December is fast approaching and many politicians will soon be urging us to donate to our local food banks.

They’ll stand for photo ops behind stacks of groceries alongside massive companies like Walmart, who are known to pay their employees poverty wages, then spend millions of dollars advertising their charitable food donations. It’s the same kind of “greenwashing” that big polluters have long been engaging in.

Last week, the organizers of the COP26 climate conference in Glasgow were criticized for allowing massive oil companies to present on human rights issues. Bernard Looney, CEO of British multinational oil and gas company BP, received a platform to discuss “human rights in the just transition.”

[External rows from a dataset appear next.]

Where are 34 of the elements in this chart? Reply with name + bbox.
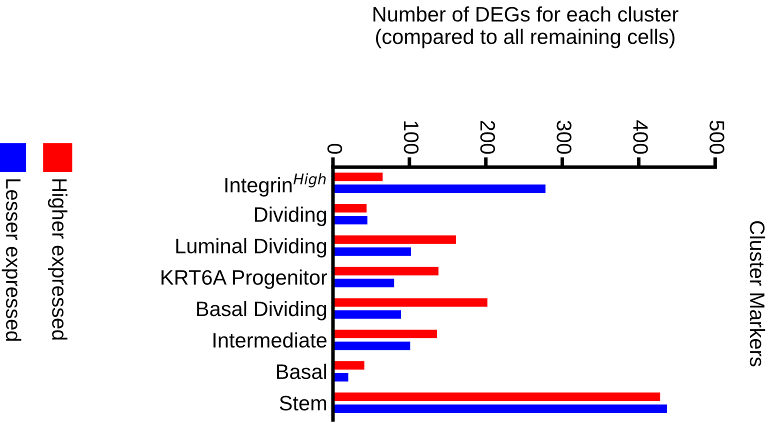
- x-tick-label: 500: [710, 120, 724, 154]
- x-tick-label: 0: [327, 144, 342, 154]
- bar: [332, 216, 368, 224]
- y-tick-label: Dividing: [255, 206, 326, 226]
- bar: [332, 342, 410, 350]
- bar: [332, 373, 348, 382]
- y-tick-label: Stem: [280, 396, 326, 411]
- bar: [332, 172, 383, 182]
- y-tick-label: KRT6A Progenitor: [162, 270, 328, 289]
- bar: [332, 404, 668, 413]
- bar: [332, 184, 546, 194]
- x-tick-label: 100: [404, 121, 419, 154]
- bar: [332, 310, 402, 319]
- bar: [332, 298, 488, 307]
- y-tick-label: Basal Dividing: [197, 300, 326, 320]
- legend-label: Higher expressed: [48, 179, 68, 340]
- bar: [332, 392, 660, 402]
- bar: [332, 330, 437, 338]
- y-tick-label: Luminal Dividing: [176, 238, 326, 258]
- bar: [332, 278, 394, 288]
- x-tick-label: 300: [556, 120, 572, 154]
- chart-title: Number of DEGs for each cluster (compared to all remaining cells): [374, 6, 678, 48]
- x-tick-label: 200: [480, 120, 496, 154]
- y-tick-label: Intermediate: [214, 332, 327, 348]
- y-tick-label: Integrin$^{High}$: [225, 173, 326, 197]
- bar: [332, 247, 411, 256]
- bar: [332, 361, 364, 370]
- bar: [332, 235, 456, 244]
- x-tick-label: 400: [633, 120, 648, 154]
- y-axis-title: Cluster Markers: [750, 221, 766, 366]
- legend-label: Lesser expressed: [2, 179, 22, 341]
- bar: [332, 266, 438, 276]
- y-tick-label: Basal: [277, 364, 326, 380]
- bar: [332, 204, 367, 212]
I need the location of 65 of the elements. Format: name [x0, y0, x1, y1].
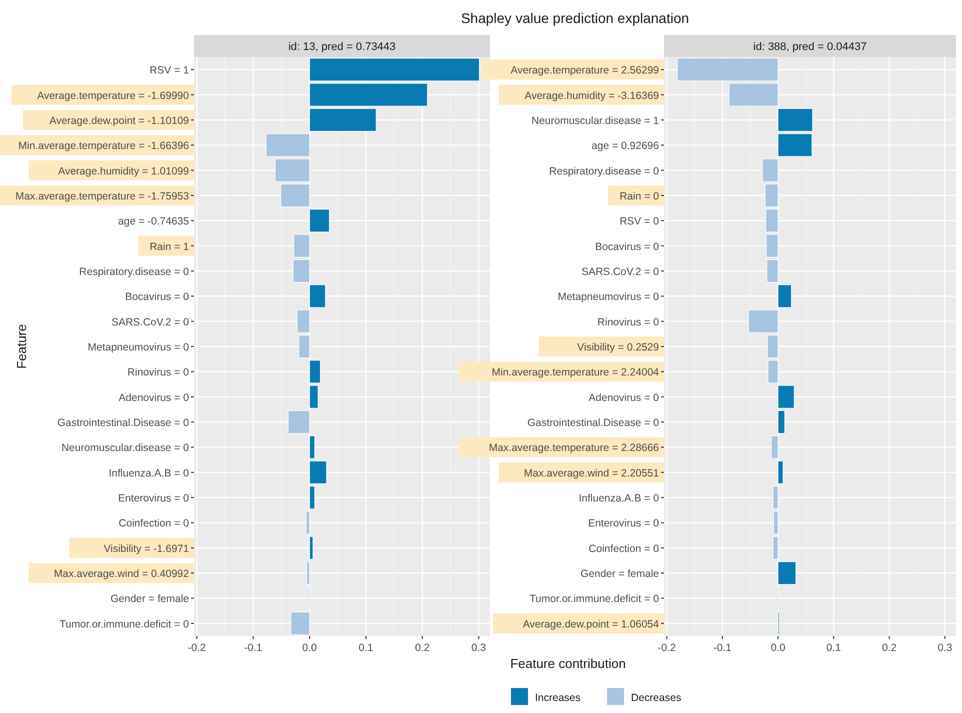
y-tick-label: Bocavirus = 0	[125, 291, 190, 304]
y-tick-label: Gender = female	[110, 593, 190, 606]
y-tick-label: SARS.CoV.2 = 0	[111, 316, 190, 328]
y-tick-label: Visibility = -1.6971	[104, 542, 190, 555]
y-tick-label: Min.average.temperature = -1.66396	[18, 140, 190, 152]
x-tick-label: 0.2	[415, 642, 430, 654]
y-tick-label: Gender = female	[580, 568, 660, 580]
y-tick-label: Max.average.temperature = 2.28666	[488, 442, 660, 454]
x-tick-label: 0.3	[938, 642, 952, 654]
x-tick-label: 0.1	[826, 642, 842, 654]
y-tick-label: Adenovirus = 0	[118, 392, 190, 404]
y-tick-label: Rain = 1	[150, 240, 190, 253]
x-tick-label: -0.2	[188, 642, 206, 654]
y-tick-label: Average.humidity = 1.01099	[58, 165, 190, 178]
y-axis-title: Feature	[14, 324, 29, 369]
x-tick-label: -0.1	[244, 642, 262, 654]
x-tick-label: 0.0	[302, 642, 318, 654]
y-tick-label: Max.average.temperature = -1.75953	[15, 190, 190, 202]
legend-label: Decreases	[631, 692, 682, 704]
y-tick-label: Metapneumovirus = 0	[88, 342, 190, 354]
y-tick-label: Rinovirus = 0	[597, 316, 660, 328]
y-tick-label: Visibility = 0.2529	[577, 342, 660, 354]
y-tick-label: Influenza.A.B = 0	[108, 467, 190, 480]
y-tick-label: Respiratory.disease = 0	[79, 266, 190, 278]
y-tick-label: Rinovirus = 0	[127, 366, 190, 379]
y-tick-label: Neuromuscular.disease = 1	[531, 114, 660, 127]
y-tick-label: Rain = 0	[620, 190, 660, 202]
y-tick-label: Respiratory.disease = 0	[549, 165, 660, 178]
x-tick-label: -0.2	[658, 642, 676, 654]
y-tick-label: Tumor.or.immune.deficit = 0	[530, 593, 660, 606]
y-tick-label: Influenza.A.B = 0	[578, 492, 660, 505]
y-tick-label: SARS.CoV.2 = 0	[581, 266, 660, 278]
y-tick-label: Max.average.wind = 2.20551	[524, 467, 660, 480]
x-tick-label: -0.1	[713, 642, 732, 654]
y-tick-label: Enterovirus = 0	[118, 492, 190, 505]
y-tick-label: Average.dew.point = -1.10109	[49, 114, 190, 127]
y-tick-label: Adenovirus = 0	[588, 392, 660, 404]
y-tick-label: age = -0.74635	[118, 216, 190, 228]
y-tick-label: Enterovirus = 0	[588, 518, 660, 530]
legend-label: Increases	[535, 692, 581, 704]
y-tick-label: Average.dew.point = 1.06054	[522, 618, 660, 630]
y-tick-label: Coinfection = 0	[118, 518, 190, 530]
chart-subtitle: id: 388, pred = 0.04437	[753, 41, 867, 53]
x-tick-label: 0.2	[882, 642, 897, 654]
x-tick-label: 0.1	[358, 642, 374, 654]
y-tick-label: Min.average.temperature = 2.24004	[492, 366, 660, 379]
y-tick-label: RSV = 0	[620, 216, 660, 228]
y-tick-label: RSV = 1	[150, 64, 190, 77]
y-tick-label: Average.temperature = -1.69990	[37, 90, 190, 102]
y-tick-label: Tumor.or.immune.deficit = 0	[60, 618, 190, 630]
y-tick-label: Average.humidity = -3.16369	[524, 90, 660, 102]
y-tick-label: Gastrointestinal.Disease = 0	[57, 417, 190, 430]
x-tick-label: 0.3	[471, 642, 486, 654]
y-tick-label: Coinfection = 0	[588, 542, 660, 555]
y-tick-label: Neuromuscular.disease = 0	[61, 442, 190, 454]
y-tick-label: Average.temperature = 2.56299	[510, 64, 660, 77]
y-tick-label: Metapneumovirus = 0	[558, 291, 660, 304]
y-tick-label: Bocavirus = 0	[595, 240, 660, 253]
y-tick-label: Max.average.wind = 0.40992	[54, 568, 190, 580]
text: Shapley value prediction explanation	[460, 10, 690, 26]
x-axis-title: Feature contribution	[510, 656, 626, 671]
x-tick-label: 0.0	[770, 642, 786, 654]
chart-subtitle: id: 13, pred = 0.73443	[288, 41, 396, 53]
y-tick-label: Gastrointestinal.Disease = 0	[527, 417, 660, 430]
y-tick-label: age = 0.92696	[592, 140, 660, 152]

I don’t believe he mentioned when the UK government found BP to have repeatedly violated human rights in Turkey, or the accusations they’ve faced of funding for paramilitary groups in Colombia to defend their pipelines.

Meanwhile, at the People’s Summit for Climate Justice, thousands of climate leaders and activists met across Glasgow to identify climate strategies that would actually reach climate zero with a platform of Indigenous sovereignty, reparations to the Global South, and a worker-led just transition.

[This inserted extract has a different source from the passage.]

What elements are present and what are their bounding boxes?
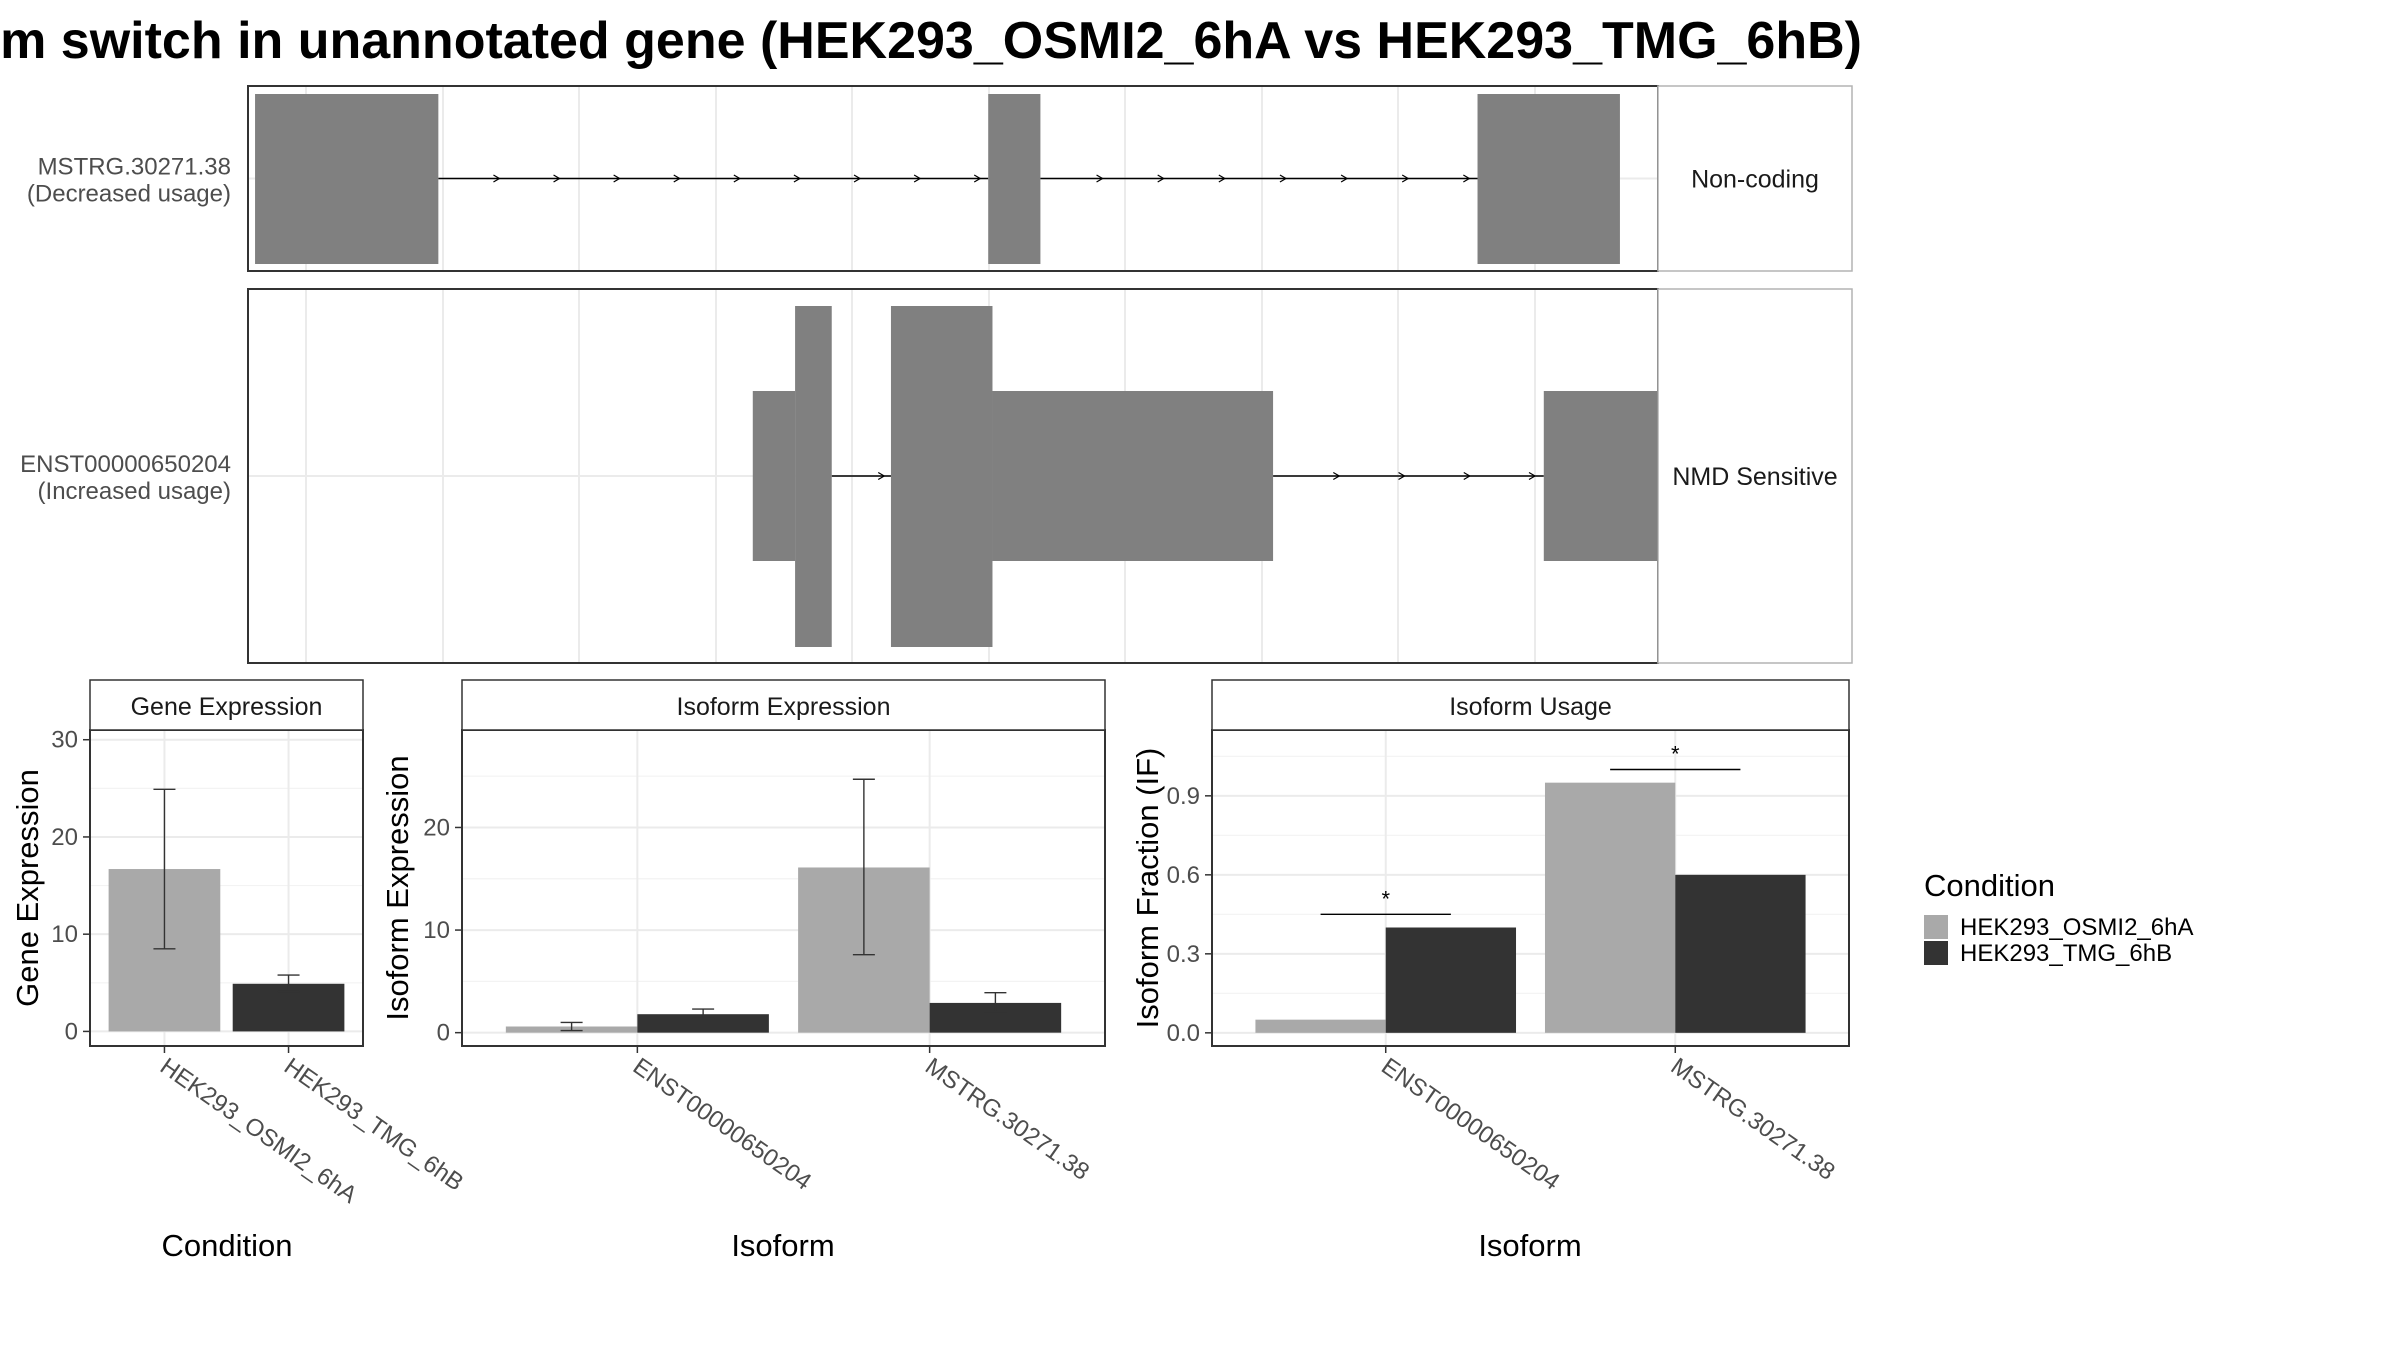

“Putting a price on natural resources is an act of colonialism and inhumanity. But there are other ways, humanity-based alternatives that we’ll share so they can’t say that they didn’t know,” said attendee Calfin Lafkenche, a Chilean human rights organizer and coordinator of the Indigenous Minga solidarity network.

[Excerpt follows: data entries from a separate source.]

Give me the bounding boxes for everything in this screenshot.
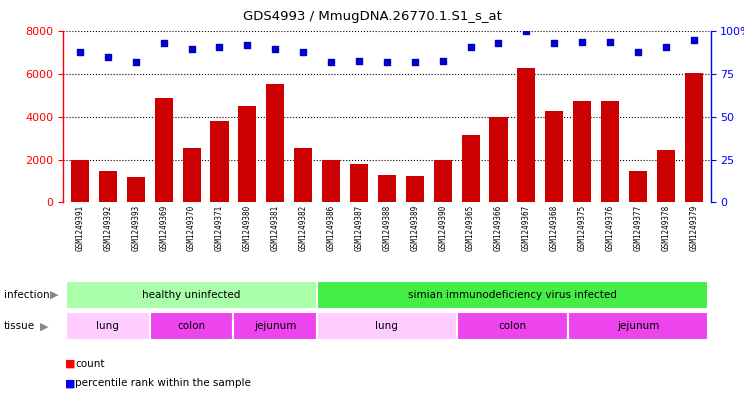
Bar	[211, 121, 228, 202]
Text: colon: colon	[178, 321, 205, 331]
Text: GSM1249370: GSM1249370	[187, 205, 196, 251]
Point	[325, 59, 337, 65]
Bar	[99, 171, 117, 202]
Bar	[517, 68, 536, 202]
Text: GSM1249377: GSM1249377	[633, 205, 643, 251]
Bar	[573, 101, 591, 202]
Text: GSM1249389: GSM1249389	[410, 205, 420, 251]
Text: GSM1249375: GSM1249375	[577, 205, 587, 251]
Bar	[317, 281, 708, 309]
Text: count: count	[75, 358, 105, 369]
Text: colon: colon	[498, 321, 527, 331]
Text: GSM1249386: GSM1249386	[327, 205, 336, 251]
Text: GSM1249369: GSM1249369	[159, 205, 168, 251]
Point	[520, 28, 532, 35]
Text: infection: infection	[4, 290, 49, 300]
Point	[493, 40, 504, 46]
Text: jejunum: jejunum	[617, 321, 659, 331]
Point	[214, 44, 225, 50]
Text: GSM1249368: GSM1249368	[550, 205, 559, 251]
Bar	[405, 176, 424, 202]
Text: lung: lung	[376, 321, 398, 331]
Bar	[629, 171, 647, 202]
Bar	[657, 150, 675, 202]
Bar	[461, 135, 480, 202]
Text: GSM1249378: GSM1249378	[661, 205, 670, 251]
Text: GSM1249366: GSM1249366	[494, 205, 503, 251]
Point	[269, 46, 281, 52]
Text: GSM1249376: GSM1249376	[606, 205, 615, 251]
Bar	[490, 117, 507, 202]
Point	[241, 42, 253, 48]
Bar	[294, 148, 312, 202]
Text: ■: ■	[65, 358, 75, 369]
Text: tissue: tissue	[4, 321, 35, 331]
Point	[576, 39, 588, 45]
Bar	[266, 84, 284, 202]
Bar	[71, 160, 89, 202]
Text: GSM1249382: GSM1249382	[298, 205, 308, 251]
Text: ■: ■	[65, 378, 75, 388]
Text: ▶: ▶	[50, 290, 59, 300]
Point	[632, 49, 644, 55]
Bar	[434, 160, 452, 202]
Point	[130, 59, 142, 65]
Bar	[182, 148, 201, 202]
Point	[464, 44, 476, 50]
Point	[660, 44, 672, 50]
Text: GDS4993 / MmugDNA.26770.1.S1_s_at: GDS4993 / MmugDNA.26770.1.S1_s_at	[243, 10, 501, 23]
Text: simian immunodeficiency virus infected: simian immunodeficiency virus infected	[408, 290, 617, 300]
Text: GSM1249371: GSM1249371	[215, 205, 224, 251]
Text: GSM1249393: GSM1249393	[131, 205, 141, 251]
Text: percentile rank within the sample: percentile rank within the sample	[75, 378, 251, 388]
Point	[604, 39, 616, 45]
Bar	[378, 174, 396, 202]
Point	[437, 57, 449, 64]
Point	[74, 49, 86, 55]
Bar	[66, 312, 150, 340]
Point	[186, 46, 198, 52]
Text: ▶: ▶	[40, 321, 49, 331]
Bar	[457, 312, 568, 340]
Text: GSM1249388: GSM1249388	[382, 205, 391, 251]
Point	[687, 37, 699, 43]
Bar	[322, 160, 340, 202]
Bar	[150, 312, 234, 340]
Bar	[126, 177, 145, 202]
Bar	[684, 73, 703, 202]
Text: GSM1249379: GSM1249379	[689, 205, 699, 251]
Bar	[238, 106, 257, 202]
Text: healthy uninfected: healthy uninfected	[142, 290, 241, 300]
Text: lung: lung	[97, 321, 119, 331]
Point	[158, 40, 170, 46]
Point	[409, 59, 421, 65]
Bar	[155, 98, 173, 202]
Text: jejunum: jejunum	[254, 321, 296, 331]
Text: GSM1249367: GSM1249367	[522, 205, 531, 251]
Text: GSM1249390: GSM1249390	[438, 205, 447, 251]
Bar	[234, 312, 317, 340]
Point	[297, 49, 310, 55]
Bar	[568, 312, 708, 340]
Text: GSM1249392: GSM1249392	[103, 205, 112, 251]
Text: GSM1249365: GSM1249365	[466, 205, 475, 251]
Bar	[545, 110, 563, 202]
Text: GSM1249391: GSM1249391	[75, 205, 85, 251]
Point	[353, 57, 365, 64]
Text: GSM1249380: GSM1249380	[243, 205, 252, 251]
Text: GSM1249387: GSM1249387	[354, 205, 364, 251]
Point	[548, 40, 560, 46]
Bar	[66, 281, 317, 309]
Bar	[317, 312, 457, 340]
Bar	[350, 164, 368, 202]
Bar	[601, 101, 619, 202]
Point	[381, 59, 393, 65]
Text: GSM1249381: GSM1249381	[271, 205, 280, 251]
Point	[102, 54, 114, 60]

Indeed, closer to home the climate crisis is already impacting access to food. Devastating heat, unprecedented cold and other extreme weather events have contributed to world food prices soaring by an unprecedented 31 per cent in the past year alone.

Most of us are feeling the pinch, but for people living in poverty, this price increase could be a death sentence. 

One in eight households in Canada is already living without enough food to meet their nutritional needs. For Indigenous peoples, it’s nearly one in two households.

As these crises mount, it’s becoming clearer that food security and climate change are linked problems with linked solutions. But we need to look beyond the limits of charity, and turn our emphasis to the protection of human rights, be it the ones currently enshrined in international covenants or the ancestral rights of Indigenous peoples over their territories.

Thankfully, the foundation for a right to food has already been laid for us. It’s enshrined in the Universal Declaration of Human Rights adopted by the UN General Assembly in 1948. It is more specifically detailed in the International Covenant on Economic, Social and Cultural Rights, which Canada ratified in 1976. As a result, Canada has a legal obligation to respect, protect and fulfill the right to food – an obligation it’s failed to honour for decades and has failed to imbed domestically.

This holiday season, the most generous thing you can do isn’t simply to donate leftovers or cans from your pantry or write your annual cheque. It’s to challenge yourself to stop learn more about food justice advocacy in Canada, especially within affected communities that have been organizing for decades. It’s to contact your elected officials directly and ask them how they plan to respect, protect and fulfil Canada’s right to food especially in the context of the climate crisis. And it’s to call out corporations and politicians when they use charity as a shield and a prompt for their own harmful and continued inaction.

We must think of food insecurity as we do the climate crisis – as a pressing issue of political and societal will. Only then can we truly ensure that Canadians’ have a real right to food.

Paul Taylor is executive director of FoodShare Toronto.